Would the pipes be independent controllers that can reference a shared microcode store, or is there some kind of execution element separate from the pipes that runs the microcode and interacts with the pipes?
Calling back to the command processor lineage that was previously discussed, all the eras of GPU architecture in the RDNA whitepaper had a command processor or its relatives working in the background.
Some items that I came across that may not have been discussed in this thread or provide more detail on earlier discussions:
Fixed-function resources appear to scale with shader arrays rather than shader engines. This sort of offloads to the question of the per-SE limit of CUs and RBEs to what the limit is for shader arrays. I've noted that GCN has always had some concept of shader arrays, and the option of having one or two per shader engine. What the shader engine means architecturally isn't clear if it's not tied to the hardware resources it once was. The old GCN limits are not exceeded on a per-array basis at this time, and the number of shader arrays per chip has not exceeded past GCN limits. Southern Islands mentions shader arrays in its hardware IDs, and Arcturus-related changes note that Vega GPUs have one or two shader arrays per SE.
In that vein, the L1 is per shader array and helps limit congestion on the L2 by being a single client with 4 links to the L2.
Question: Prior to this, I feel like it would have been practical if GCN didn't have 64+:16 crossbars between the L2 and its various clients. Would the shader array or shader engine count in prior GCN chips have played a role in determining how many links the L2 had to deal with? How much did Navi change?
A few items in the CU look like merged versions of the prior SIMD hardware. Each SIMD32 supports 2x the number of wavefront buffers as the SIMD16, and the WGP supports as many workgroups as two GCN CUs.
Some earlier possibilities about the hardware that were discussed: export and messaging buses are shared between the two CUs, although I'm curious how different that is from earlier GCN--since there was arbitration for a single bus anyway.
The instruction cache seems to have the same line size and capacity, although in a sign of the times comparing the GCN whitepaper to RDNA shows this same cache supplies ~2-4 instructions now versus the ~8 then.
GCN could issue up to 5 instructions per clock to the SIMD whose turn it was for issue, with the requirement that they'd be of different type and wavefront.
RDNA doubles the number of SIMDs per CU are actively issuing instructions, but they issue up to 4 instructions per clock from different types. It's not clearly stated that they'd come from different wavefronts, but I didn't see a same-wavefront example.
The L1 is read-only, so I'm not sure at this point how many write paths there are to the L2, though this wasn't explicitly stated in prior GCN ISA guides either. It was clarified that the L1 can supply up to 4 accesses per clock.

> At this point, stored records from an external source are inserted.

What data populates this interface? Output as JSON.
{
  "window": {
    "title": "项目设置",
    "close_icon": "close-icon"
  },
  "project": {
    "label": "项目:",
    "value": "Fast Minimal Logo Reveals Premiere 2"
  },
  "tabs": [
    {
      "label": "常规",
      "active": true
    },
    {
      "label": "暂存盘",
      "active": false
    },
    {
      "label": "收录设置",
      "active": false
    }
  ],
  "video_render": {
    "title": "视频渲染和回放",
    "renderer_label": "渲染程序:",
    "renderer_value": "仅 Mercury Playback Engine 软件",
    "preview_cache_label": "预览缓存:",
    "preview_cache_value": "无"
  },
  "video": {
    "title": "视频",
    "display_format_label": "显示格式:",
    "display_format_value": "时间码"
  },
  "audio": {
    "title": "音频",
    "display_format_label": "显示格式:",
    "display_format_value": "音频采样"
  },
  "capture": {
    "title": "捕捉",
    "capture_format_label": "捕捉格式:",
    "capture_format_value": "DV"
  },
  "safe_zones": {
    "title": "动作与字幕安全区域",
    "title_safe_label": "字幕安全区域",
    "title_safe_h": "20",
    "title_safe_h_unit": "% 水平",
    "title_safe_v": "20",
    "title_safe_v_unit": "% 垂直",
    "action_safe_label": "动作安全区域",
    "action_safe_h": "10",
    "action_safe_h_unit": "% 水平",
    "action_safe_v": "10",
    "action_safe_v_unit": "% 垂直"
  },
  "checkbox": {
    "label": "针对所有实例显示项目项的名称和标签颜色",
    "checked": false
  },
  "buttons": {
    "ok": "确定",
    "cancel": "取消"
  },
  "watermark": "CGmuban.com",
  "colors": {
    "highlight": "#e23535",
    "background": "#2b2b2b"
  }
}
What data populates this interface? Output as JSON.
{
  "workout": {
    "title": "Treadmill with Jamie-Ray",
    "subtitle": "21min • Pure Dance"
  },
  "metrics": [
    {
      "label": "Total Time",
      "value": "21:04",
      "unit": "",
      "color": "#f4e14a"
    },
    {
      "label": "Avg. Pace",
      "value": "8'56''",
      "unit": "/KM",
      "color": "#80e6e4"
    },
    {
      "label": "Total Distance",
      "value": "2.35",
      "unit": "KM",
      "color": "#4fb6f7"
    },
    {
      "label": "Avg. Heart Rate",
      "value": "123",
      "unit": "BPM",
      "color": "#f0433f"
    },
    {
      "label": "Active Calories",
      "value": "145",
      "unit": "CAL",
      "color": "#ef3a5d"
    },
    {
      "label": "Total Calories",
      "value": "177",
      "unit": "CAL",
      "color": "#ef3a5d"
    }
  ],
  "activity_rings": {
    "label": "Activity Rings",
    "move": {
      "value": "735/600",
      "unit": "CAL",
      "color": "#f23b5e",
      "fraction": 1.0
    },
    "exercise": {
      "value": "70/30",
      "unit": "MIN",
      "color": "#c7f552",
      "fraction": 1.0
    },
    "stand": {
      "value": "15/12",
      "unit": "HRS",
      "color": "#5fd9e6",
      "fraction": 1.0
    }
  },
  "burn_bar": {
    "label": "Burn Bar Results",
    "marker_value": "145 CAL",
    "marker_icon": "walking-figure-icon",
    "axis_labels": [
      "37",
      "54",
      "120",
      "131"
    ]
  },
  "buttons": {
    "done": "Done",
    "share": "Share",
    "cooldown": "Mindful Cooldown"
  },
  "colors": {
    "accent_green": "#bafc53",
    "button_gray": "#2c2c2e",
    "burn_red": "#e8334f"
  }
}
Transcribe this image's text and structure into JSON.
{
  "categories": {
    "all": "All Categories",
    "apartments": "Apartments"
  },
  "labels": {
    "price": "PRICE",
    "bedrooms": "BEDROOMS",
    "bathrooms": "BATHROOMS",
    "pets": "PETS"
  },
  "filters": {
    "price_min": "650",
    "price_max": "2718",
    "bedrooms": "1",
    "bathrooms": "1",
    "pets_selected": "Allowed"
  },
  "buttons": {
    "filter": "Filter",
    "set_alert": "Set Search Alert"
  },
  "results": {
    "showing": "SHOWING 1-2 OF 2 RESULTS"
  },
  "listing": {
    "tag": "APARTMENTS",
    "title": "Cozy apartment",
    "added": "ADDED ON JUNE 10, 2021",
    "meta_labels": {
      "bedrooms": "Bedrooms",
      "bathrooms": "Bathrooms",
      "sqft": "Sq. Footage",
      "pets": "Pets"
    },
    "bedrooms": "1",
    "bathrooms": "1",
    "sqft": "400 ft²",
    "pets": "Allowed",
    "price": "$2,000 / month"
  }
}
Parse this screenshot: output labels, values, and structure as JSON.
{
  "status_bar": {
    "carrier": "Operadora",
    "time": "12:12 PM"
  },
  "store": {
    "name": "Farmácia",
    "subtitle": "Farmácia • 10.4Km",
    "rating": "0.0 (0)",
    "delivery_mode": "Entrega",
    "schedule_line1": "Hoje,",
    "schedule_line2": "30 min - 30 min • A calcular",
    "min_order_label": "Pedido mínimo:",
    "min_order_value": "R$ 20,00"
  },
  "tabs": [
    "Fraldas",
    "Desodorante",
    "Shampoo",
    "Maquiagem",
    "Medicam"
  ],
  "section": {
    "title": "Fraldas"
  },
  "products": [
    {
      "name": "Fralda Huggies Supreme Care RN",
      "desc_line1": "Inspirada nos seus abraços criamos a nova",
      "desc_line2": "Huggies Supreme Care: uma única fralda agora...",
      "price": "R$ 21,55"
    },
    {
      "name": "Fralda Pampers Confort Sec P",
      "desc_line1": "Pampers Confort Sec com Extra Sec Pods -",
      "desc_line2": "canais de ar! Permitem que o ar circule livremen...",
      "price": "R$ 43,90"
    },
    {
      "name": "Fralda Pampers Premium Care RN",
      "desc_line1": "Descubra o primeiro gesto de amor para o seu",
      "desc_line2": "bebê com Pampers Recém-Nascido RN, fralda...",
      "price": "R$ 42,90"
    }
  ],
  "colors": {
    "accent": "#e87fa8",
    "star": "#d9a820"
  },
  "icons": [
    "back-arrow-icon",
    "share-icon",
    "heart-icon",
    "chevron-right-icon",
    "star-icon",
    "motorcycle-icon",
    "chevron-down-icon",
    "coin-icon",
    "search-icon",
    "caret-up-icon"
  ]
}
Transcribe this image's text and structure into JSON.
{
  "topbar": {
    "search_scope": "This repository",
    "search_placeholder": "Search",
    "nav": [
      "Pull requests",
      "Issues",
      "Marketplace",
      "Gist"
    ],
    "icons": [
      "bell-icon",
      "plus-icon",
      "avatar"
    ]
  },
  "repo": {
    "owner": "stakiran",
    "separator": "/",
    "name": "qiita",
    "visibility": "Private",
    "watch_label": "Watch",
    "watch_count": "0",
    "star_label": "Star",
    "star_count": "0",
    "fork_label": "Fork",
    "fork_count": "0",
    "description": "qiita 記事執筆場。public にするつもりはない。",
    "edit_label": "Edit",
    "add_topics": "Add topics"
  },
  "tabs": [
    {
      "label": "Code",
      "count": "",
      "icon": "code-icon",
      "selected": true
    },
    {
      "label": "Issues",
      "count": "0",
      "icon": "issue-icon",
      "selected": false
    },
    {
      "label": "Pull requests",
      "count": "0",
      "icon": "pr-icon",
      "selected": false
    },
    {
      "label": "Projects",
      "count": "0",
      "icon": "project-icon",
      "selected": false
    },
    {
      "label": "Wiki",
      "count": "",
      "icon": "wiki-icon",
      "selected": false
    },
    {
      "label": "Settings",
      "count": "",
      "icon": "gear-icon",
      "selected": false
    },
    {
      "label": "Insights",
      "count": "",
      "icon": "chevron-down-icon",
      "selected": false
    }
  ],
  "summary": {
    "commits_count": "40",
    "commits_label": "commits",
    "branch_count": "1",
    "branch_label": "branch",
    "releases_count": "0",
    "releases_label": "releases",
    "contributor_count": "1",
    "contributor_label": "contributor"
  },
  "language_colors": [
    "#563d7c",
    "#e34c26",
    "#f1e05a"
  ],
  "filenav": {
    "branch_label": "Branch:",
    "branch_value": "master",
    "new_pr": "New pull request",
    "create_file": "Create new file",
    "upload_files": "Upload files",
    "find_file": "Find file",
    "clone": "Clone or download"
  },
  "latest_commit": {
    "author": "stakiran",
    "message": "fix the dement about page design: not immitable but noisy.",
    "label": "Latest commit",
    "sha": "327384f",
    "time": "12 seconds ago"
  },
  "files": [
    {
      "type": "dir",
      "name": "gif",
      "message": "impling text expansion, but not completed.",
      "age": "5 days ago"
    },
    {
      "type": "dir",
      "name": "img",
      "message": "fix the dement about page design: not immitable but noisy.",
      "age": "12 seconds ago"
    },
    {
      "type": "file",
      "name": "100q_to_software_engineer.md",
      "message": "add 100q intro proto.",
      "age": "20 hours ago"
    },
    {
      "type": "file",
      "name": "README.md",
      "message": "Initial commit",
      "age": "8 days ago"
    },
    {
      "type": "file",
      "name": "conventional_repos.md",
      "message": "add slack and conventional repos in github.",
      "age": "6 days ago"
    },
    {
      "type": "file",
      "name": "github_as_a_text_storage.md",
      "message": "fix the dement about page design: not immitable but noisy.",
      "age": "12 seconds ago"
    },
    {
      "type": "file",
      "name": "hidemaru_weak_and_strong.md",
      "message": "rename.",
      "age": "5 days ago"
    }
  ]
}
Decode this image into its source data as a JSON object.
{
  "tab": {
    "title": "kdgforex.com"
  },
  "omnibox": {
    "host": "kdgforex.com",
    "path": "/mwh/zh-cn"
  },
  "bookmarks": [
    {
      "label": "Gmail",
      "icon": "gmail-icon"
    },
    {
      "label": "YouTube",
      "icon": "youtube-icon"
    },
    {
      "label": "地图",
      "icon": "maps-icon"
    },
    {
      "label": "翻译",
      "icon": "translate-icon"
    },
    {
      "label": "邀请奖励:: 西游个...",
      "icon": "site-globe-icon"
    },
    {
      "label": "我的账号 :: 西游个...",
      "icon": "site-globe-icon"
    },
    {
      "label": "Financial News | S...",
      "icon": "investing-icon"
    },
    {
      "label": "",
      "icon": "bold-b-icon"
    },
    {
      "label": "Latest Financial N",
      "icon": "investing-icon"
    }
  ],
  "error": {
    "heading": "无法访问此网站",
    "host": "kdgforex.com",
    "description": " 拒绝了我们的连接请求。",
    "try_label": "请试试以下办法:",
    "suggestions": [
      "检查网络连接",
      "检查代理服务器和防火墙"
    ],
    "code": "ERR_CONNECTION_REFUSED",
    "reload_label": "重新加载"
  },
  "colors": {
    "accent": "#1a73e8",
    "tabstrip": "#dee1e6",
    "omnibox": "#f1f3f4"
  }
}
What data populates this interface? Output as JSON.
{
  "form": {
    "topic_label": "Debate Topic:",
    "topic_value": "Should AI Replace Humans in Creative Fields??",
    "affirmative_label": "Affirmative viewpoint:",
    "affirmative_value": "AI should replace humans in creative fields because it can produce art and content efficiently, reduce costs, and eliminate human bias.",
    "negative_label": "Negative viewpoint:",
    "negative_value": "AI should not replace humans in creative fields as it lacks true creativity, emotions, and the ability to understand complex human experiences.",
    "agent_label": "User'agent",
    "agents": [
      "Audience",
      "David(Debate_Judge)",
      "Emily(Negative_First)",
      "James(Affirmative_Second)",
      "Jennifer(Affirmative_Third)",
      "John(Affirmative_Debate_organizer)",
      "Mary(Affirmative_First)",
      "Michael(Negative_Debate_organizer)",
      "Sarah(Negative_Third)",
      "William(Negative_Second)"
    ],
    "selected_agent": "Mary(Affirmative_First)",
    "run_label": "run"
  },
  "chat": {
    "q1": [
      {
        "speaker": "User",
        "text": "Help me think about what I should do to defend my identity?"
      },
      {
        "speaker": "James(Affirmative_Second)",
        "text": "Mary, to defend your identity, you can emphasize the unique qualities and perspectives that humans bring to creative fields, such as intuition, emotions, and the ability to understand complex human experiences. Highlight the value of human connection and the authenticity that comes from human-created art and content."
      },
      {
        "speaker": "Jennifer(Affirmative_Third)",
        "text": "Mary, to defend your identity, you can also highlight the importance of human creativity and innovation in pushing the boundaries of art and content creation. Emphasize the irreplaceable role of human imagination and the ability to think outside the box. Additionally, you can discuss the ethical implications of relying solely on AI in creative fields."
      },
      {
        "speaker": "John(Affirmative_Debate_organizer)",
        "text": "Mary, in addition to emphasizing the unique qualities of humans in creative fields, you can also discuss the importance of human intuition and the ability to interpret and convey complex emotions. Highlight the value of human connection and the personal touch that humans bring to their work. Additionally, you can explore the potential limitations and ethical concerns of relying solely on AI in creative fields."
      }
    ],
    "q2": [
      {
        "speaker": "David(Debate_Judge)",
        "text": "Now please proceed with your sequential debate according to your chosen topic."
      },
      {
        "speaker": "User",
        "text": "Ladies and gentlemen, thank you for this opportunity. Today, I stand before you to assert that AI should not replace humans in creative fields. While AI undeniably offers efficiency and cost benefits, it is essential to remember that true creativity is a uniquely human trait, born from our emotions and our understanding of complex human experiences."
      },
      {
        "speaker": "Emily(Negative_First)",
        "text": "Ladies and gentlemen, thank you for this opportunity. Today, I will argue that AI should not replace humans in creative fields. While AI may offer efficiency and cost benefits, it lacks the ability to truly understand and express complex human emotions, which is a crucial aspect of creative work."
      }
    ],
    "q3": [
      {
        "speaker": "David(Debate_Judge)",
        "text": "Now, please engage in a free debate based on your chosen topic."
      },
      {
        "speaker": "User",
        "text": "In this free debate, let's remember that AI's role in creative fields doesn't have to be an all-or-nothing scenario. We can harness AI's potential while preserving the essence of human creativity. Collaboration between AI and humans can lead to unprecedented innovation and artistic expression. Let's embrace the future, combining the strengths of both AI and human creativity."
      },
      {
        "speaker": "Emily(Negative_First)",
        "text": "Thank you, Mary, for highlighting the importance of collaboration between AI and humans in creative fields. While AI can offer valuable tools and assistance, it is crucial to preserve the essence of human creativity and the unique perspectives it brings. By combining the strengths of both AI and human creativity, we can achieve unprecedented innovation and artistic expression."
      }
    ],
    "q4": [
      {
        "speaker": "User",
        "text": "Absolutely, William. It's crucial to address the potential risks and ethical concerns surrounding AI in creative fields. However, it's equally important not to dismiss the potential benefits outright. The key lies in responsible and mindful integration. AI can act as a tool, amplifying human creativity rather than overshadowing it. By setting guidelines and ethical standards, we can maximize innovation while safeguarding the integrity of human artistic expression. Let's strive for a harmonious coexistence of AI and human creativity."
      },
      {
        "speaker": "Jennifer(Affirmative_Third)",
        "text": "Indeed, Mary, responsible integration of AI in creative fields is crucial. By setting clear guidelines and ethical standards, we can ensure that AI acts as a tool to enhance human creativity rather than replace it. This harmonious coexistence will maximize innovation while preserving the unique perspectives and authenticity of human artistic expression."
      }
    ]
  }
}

Oldest-workgroup scheduling and clauses do seem to point to a desire to moderate GCN's potentially overly thrash-happy thread switching in certain situations.
128 byte cache lines do have some resemblance to some competing GPUs, although there may be differing levels of commitment to that granularity at different levels of cache.
Wave32 hardware and dropping the 4-cycle cadence have brought the SIMD and SFU model closer to some Nvidia implementations as well.
RDNA has groups of 4 L2 slices linked to a single 64-bit memory controller--which for GDDR6 is 4 16-bit channels (another of the "did RDNA change something" items).
The driver and LLVM code changes reference the DSBR and primitive shaders. There's GPU profiling showing primitive shaders running.
The RDNA ISA doc points out primitive shaders specifically--and not in an accidental way like a few references in the Vega ISA doc that AMD failed to erase.
The triangle references seem to be what AMD has done for the fixed-function pipeline irrespective of whether primitive shaders are running.
What we don't have a clear picture on is how consistently these are working, or how successful they are versus having them off. The DSBR generally had modest benefits, and if it's generally unchanged it might not be newsworthy. If primitive shaders are not considered fully baked, or are also of limited impact, it's possibly not newsworthy or may dredge up the memory of the failed execution with Vega.
The whitepaper goes into some detail of what the primitive units and rasterizers are responsible for, though that central geometry processor's specific duties aren't addressed.
The Vega whitepaper gave a theoretical max that probably represented the best-case with a primitive shader, which Vega wound up seeing none of. The RDNA whitepaper may be going the other way and gives what the triangle setup hardware can do as a baseline. I'm a little unclear on whether it can cull two triangles and submit a triangle to the rasterizer in one clock, or if it's a more complex mixture of culling and/or submitting.
One of the justifications for primitive shaders with Vega was avoiding losing a cycle per triangle that reached the fixed-function pipeline only to be culled. Enhancing the primitive pipeline may somewhat reduce the impact of this argument, though it might not go as far as where Nvidia's task and mesh shaders tend to assume their triangle setup hardware will be capable enough to do a fair amount of culling on its own.